Alanis Morissette delivers another kick in third album

Get into a relationship with Alanis Morissette and you will probably end up as the theme of one of her songs. On her third studio album, Under Rug Swept, Morissette continues to tackle her relationships with men and herself via her unique blend of acute self-analysis, word play, and an engaging mix of acoustic and electronic elements.

The album, her latest since 1999’s Unplugged, marks the first time that Morissette produces an album on her own. Even without the assistance of veteran producer and overused music guru Glen Ballard, Morissette is able to exude the charm and inner-hippie that have made her previous efforts so addictive.

The album opens with a rip-roaring guitar and a verbose assault with 21 Things I Want In A Lover. The song resembles a personal ad that describes the qualities Morissette doesn’t “need” but “prefers” in her ideal mate. Despite her long list of demands, Morissette’s brand of charisma and idealism are able to make her delivery free of any hubris and the “angry white female” label she was inappropriately branded with after her breakout hit You Oughta Know.

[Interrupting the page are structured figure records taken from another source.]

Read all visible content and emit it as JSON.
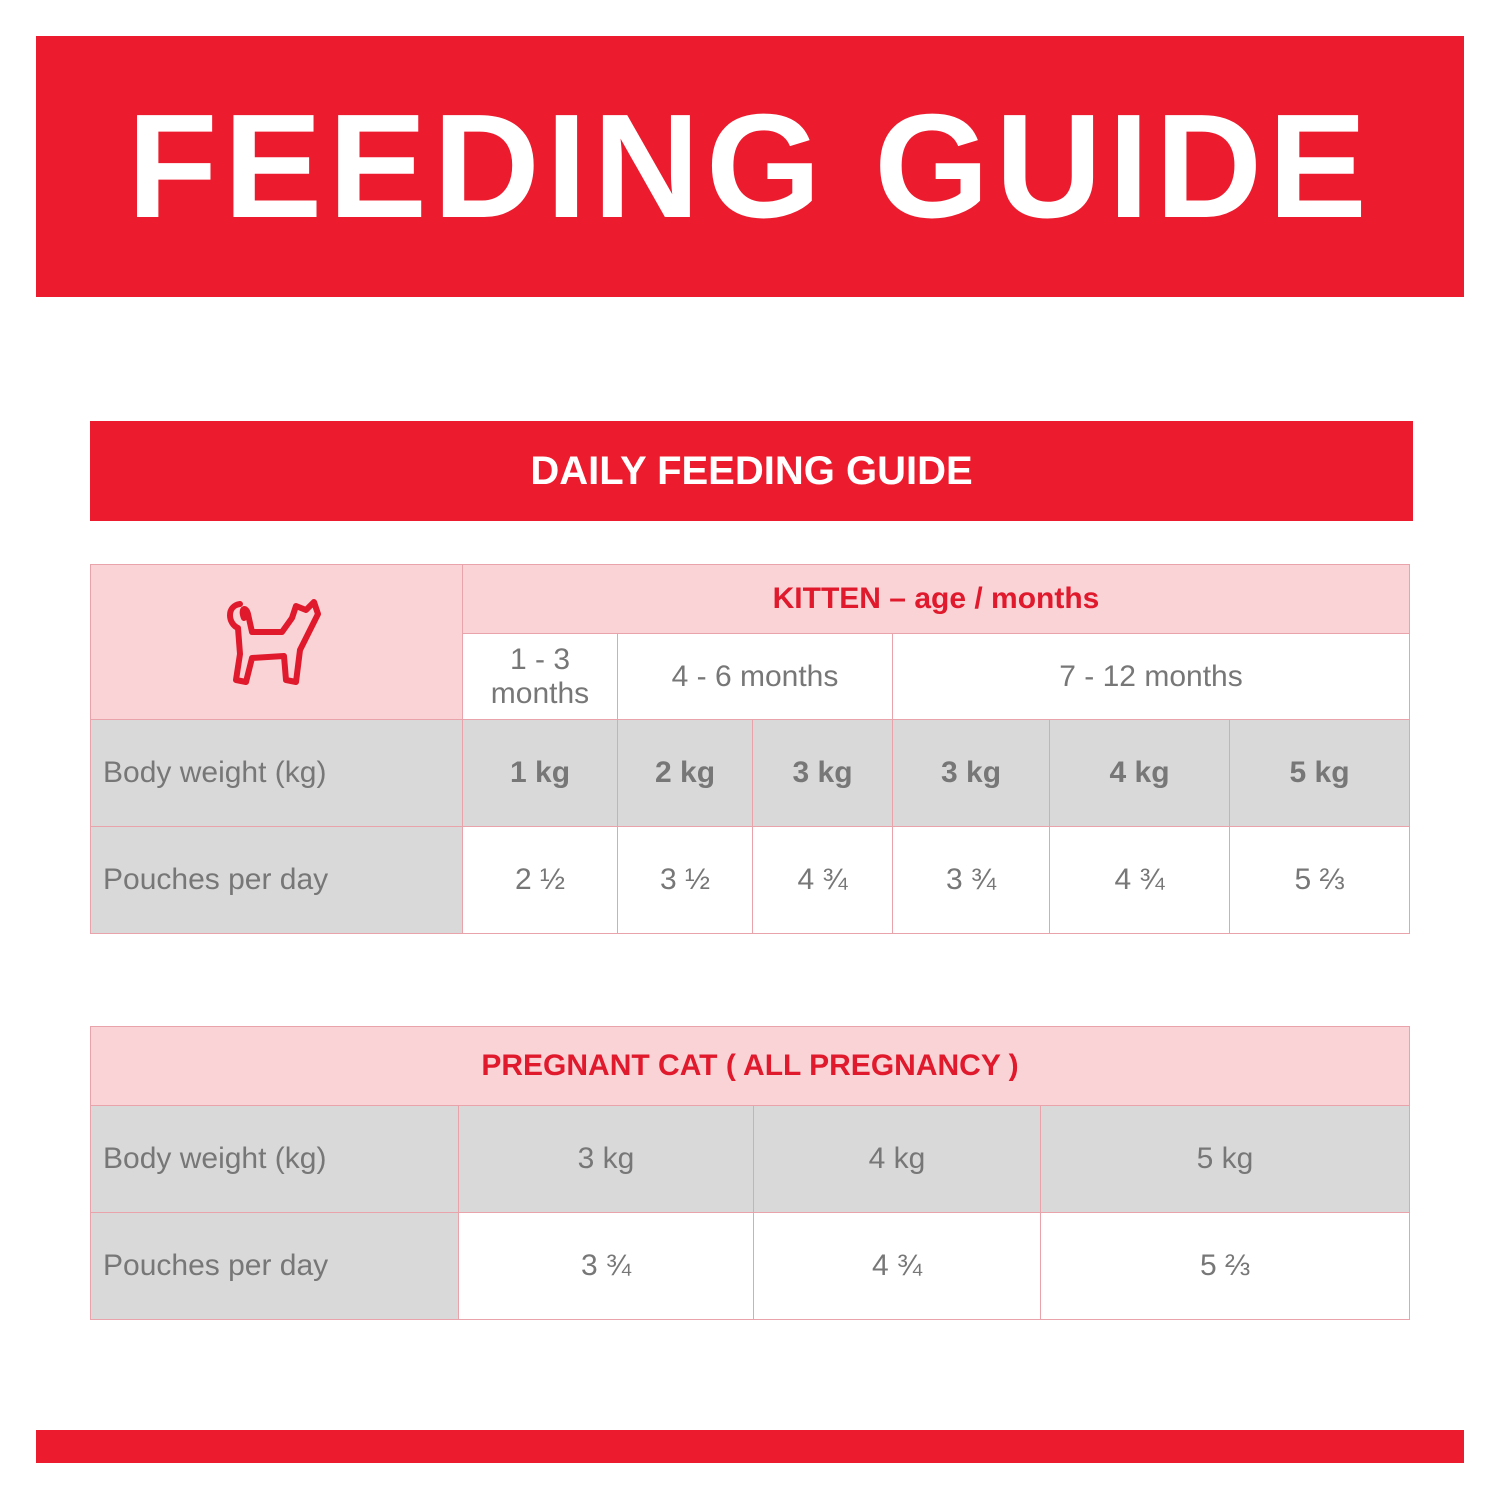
{
  "header": {
    "title": "FEEDING GUIDE"
  },
  "subheader": "DAILY FEEDING GUIDE",
  "kitten_table": {
    "title": "KITTEN – age / months",
    "age_groups": [
      "1 - 3 months",
      "4 - 6 months",
      "7 - 12 months"
    ],
    "rows": [
      [
        "Body weight (kg)",
        "1 kg",
        "2 kg",
        "3 kg",
        "3 kg",
        "4 kg",
        "5 kg"
      ],
      [
        "Pouches per day",
        "2 ½",
        "3 ½",
        "4 ¾",
        "3 ¾",
        "4 ¾",
        "5 ⅔"
      ]
    ]
  },
  "pregnant_table": {
    "title": "PREGNANT CAT ( ALL PREGNANCY )",
    "rows": [
      [
        "Body weight (kg)",
        "3 kg",
        "4 kg",
        "5 kg"
      ],
      [
        "Pouches per day",
        "3 ¾",
        "4 ¾",
        "5 ⅔"
      ]
    ]
  }
}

Morissette is at her artistic peak with songs like A Man. On this haunting track she places herself in the male sex, uses religious imagery, and employs a pounding guitar to add dramatic emphasis to her lyrics. The song can be interpreted as an incarcerated man’s struggle to make sense of his life that is to be “served as a sentence.” Whatever it may be, the song goes beyond the pop music realm and hints of transcendental thinking.

One of Morissette’s flaws is the superfluous allusions to past relationships that pervade the album and render her lyrics unnecessarily vague. Without any palpable real-life examples it can be difficult to identify with many of the songs such as on Flinch, which seems to go nowhere and hints at issues she has with her father.

The tale of yet another one of Morissette’s lovers gone wrong, Narcissus, is the album’s catchiest tune. The see-saw chorus mirrors the love/hate emotions that she feels for this “mamma’s boy” who’s “a stranger to the concept of reciprocity.”

Released over the Internet after Sept. 11’s terrorist attack, the album’s final track, Utopia, is a lush hymn to peace, love, and brotherhood. Enya would approve and probably officially sponsor this soothing paean to the Elysium that Morissette, an avid philanthropist, envisions.

Morissette has always had a problem with her syntax. That’s a good thing, though. In an attempt to match every lyric to her musical arrangement, words are switched out of their proper grammatical order and produce an uncontrived effect of artistic eccentricity.

In fact, Morissette even pronounces a lot of her words differently than would most people (it might be the Canadian in her) such as on the internal rhymes of You Owe Me Nothing In Return which features Meshell Ndegeocello on bass. The optimism that pervades the music and lyrics on songs like the uplifting Surrendering is endearing and refreshing, even if it is about one of Morissette’s many men.

Morissette’s vocals prove stellar throughout the album – shifting from quavering and vulnerable, as on the confessional piano-laden That Particular Time, to bold and jovial.

Under Rug Swept is more structured and cohesive than her long-winded Supposed Former Infatuation Junkie album, but not as poignant as her masterpiece debut, Jagged Little Pill. While Morissette proves a work in progress, she is arguably one of the best singer/songwriters in the mainstream music industry and seems a safe bet to continue delivering classics like this one.